Frequently Asked Questions

What Permits Are Required to Film at Abandoned Illinois Locations?

You’ll need standard film permits plus property liability insurance and potentially historical preservation clearances. Since abandoned sites often have unclear ownership, you must verify legal access rights and secure proper permissions before filming.

How Much Does It Cost to Rent These Illinois Filming Locations?

You’ll find incredibly varied pricing—cost breakdowns range from $100-$500 hourly for public lands to $250-$1000 daily permits. Location availability depends on site negotiations, though Woodstock’s square offers clearest rates. Industrial conversions complicate Buffalo Grove’s accessibility considerably.
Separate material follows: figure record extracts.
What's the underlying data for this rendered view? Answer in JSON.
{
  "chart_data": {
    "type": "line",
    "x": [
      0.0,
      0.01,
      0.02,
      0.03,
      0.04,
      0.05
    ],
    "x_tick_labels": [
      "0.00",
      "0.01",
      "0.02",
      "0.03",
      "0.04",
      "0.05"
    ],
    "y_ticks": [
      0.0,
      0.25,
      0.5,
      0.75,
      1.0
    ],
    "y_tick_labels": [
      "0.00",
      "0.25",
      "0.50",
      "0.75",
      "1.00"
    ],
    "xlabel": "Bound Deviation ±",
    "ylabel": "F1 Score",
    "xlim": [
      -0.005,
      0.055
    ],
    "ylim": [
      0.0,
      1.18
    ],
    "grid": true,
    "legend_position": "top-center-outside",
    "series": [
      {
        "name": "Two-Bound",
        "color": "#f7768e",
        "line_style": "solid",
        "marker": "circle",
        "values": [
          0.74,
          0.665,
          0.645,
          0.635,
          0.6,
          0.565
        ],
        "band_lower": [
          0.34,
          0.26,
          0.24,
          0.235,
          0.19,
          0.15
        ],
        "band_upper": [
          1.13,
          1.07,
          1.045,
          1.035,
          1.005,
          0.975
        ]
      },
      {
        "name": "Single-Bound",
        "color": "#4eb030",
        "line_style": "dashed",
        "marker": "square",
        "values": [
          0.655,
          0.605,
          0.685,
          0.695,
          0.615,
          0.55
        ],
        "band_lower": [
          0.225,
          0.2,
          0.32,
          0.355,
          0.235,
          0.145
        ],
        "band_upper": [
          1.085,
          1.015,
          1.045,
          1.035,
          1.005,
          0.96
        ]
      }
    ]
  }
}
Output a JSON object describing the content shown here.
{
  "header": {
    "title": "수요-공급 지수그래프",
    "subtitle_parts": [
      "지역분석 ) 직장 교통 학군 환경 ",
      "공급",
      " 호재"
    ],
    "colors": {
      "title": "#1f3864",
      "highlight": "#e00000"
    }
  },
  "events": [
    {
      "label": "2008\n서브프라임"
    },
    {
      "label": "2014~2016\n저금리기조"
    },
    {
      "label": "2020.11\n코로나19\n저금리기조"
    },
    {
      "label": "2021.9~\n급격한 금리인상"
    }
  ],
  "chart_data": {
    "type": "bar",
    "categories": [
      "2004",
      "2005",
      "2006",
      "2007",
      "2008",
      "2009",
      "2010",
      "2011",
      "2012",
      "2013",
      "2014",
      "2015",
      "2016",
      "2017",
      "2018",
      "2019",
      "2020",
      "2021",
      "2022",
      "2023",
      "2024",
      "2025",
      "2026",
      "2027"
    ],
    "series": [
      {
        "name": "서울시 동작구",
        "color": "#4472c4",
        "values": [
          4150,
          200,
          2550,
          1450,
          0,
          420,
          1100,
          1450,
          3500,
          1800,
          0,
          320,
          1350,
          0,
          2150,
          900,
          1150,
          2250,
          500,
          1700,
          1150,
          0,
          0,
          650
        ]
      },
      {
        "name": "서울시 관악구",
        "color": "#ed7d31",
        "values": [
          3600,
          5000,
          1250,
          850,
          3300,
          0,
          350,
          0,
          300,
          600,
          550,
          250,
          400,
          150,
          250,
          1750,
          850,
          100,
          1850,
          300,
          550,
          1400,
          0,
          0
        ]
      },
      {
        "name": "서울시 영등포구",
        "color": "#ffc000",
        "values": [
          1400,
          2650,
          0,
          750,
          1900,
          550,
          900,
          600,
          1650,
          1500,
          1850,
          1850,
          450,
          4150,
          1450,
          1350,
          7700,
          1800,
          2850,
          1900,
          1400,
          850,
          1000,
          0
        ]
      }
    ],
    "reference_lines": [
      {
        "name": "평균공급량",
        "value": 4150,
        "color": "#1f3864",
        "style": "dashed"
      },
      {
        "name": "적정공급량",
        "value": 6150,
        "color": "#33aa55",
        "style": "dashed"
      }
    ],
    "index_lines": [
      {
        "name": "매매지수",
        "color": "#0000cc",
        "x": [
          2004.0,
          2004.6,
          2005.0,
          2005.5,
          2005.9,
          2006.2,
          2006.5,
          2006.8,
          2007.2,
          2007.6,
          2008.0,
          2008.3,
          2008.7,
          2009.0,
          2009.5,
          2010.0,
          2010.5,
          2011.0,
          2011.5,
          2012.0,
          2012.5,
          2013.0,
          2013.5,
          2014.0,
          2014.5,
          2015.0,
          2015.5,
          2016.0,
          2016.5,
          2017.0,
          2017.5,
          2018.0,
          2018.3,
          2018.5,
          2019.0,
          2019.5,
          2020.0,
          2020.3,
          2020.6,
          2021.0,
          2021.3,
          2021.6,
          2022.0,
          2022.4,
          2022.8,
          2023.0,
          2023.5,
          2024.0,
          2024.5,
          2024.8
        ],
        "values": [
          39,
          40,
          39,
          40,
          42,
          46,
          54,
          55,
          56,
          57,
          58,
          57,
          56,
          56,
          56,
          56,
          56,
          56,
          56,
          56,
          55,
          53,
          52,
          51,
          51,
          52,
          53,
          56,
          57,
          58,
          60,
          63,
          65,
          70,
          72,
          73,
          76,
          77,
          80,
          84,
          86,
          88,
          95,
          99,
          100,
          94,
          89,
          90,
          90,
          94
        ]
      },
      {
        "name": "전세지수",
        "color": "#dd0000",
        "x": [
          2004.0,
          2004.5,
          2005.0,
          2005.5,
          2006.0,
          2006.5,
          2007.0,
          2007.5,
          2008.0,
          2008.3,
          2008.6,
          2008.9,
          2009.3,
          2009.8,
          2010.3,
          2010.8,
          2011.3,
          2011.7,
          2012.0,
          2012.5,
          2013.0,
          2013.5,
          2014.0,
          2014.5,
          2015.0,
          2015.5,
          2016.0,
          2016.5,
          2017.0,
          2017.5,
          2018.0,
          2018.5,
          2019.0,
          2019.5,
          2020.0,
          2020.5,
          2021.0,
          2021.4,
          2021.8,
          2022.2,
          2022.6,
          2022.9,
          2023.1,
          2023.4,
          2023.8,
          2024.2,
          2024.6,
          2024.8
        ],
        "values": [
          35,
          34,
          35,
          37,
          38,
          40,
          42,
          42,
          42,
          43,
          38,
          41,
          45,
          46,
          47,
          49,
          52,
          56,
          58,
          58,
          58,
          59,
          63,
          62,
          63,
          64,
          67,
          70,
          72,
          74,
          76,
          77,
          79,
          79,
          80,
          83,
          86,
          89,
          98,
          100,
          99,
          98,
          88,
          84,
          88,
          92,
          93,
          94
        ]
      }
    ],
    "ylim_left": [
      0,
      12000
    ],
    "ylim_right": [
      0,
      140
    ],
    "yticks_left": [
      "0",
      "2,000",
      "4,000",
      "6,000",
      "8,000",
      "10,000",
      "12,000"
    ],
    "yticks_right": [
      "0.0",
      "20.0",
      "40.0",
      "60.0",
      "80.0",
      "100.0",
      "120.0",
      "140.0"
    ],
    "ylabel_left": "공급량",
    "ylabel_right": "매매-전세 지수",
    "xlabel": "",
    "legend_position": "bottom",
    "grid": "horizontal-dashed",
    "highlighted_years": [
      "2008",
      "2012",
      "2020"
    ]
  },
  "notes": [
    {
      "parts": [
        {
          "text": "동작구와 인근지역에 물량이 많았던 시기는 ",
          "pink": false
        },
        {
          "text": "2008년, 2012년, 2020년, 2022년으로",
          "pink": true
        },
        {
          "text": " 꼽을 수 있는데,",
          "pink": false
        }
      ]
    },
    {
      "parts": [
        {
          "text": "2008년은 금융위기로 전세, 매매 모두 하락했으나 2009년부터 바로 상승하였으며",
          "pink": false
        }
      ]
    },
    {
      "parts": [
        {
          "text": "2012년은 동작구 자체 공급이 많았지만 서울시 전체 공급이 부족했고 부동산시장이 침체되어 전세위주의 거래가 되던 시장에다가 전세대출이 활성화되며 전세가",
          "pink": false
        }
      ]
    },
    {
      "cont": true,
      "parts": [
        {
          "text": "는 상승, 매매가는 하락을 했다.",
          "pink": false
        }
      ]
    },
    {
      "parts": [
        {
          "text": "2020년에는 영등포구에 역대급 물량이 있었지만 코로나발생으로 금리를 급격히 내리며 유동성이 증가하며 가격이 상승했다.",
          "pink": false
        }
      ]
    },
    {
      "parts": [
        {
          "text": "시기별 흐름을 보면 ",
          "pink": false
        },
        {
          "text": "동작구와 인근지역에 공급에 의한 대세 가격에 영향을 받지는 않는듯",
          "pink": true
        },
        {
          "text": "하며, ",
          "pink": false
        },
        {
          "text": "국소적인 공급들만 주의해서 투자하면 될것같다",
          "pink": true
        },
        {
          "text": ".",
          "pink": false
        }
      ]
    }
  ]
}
No, professional ghost tours aren’t available everywhere. Tour operators offer guided experiences at Ashmore Estates and Old Joliet Prison, where you’ll explore haunted legends firsthand. Bachelor’s Grove and Woodstock’s Groundhog Day locations lack organized paranormal tours currently.

Which Illinois Ghost Town Locations Allow Overnight Filming Access?

Ashmore Estates explicitly allows overnight stays, making it ideal for your extended filming needs. While historical preservation guides access at other sites, you’ll find Ashmore’s community engagement policies support creative freedom for overnight production schedules.

What Safety Precautions Exist When Filming at Abandoned Illinois Structures?

You’ll need thorough hazard assessment before shooting, identifying structural weaknesses and environmental dangers. Required safety gear includes hard hats, respirators, and steel-toed boots. Most productions can’t access abandoned Illinois sites without proper permits and liability coverage first.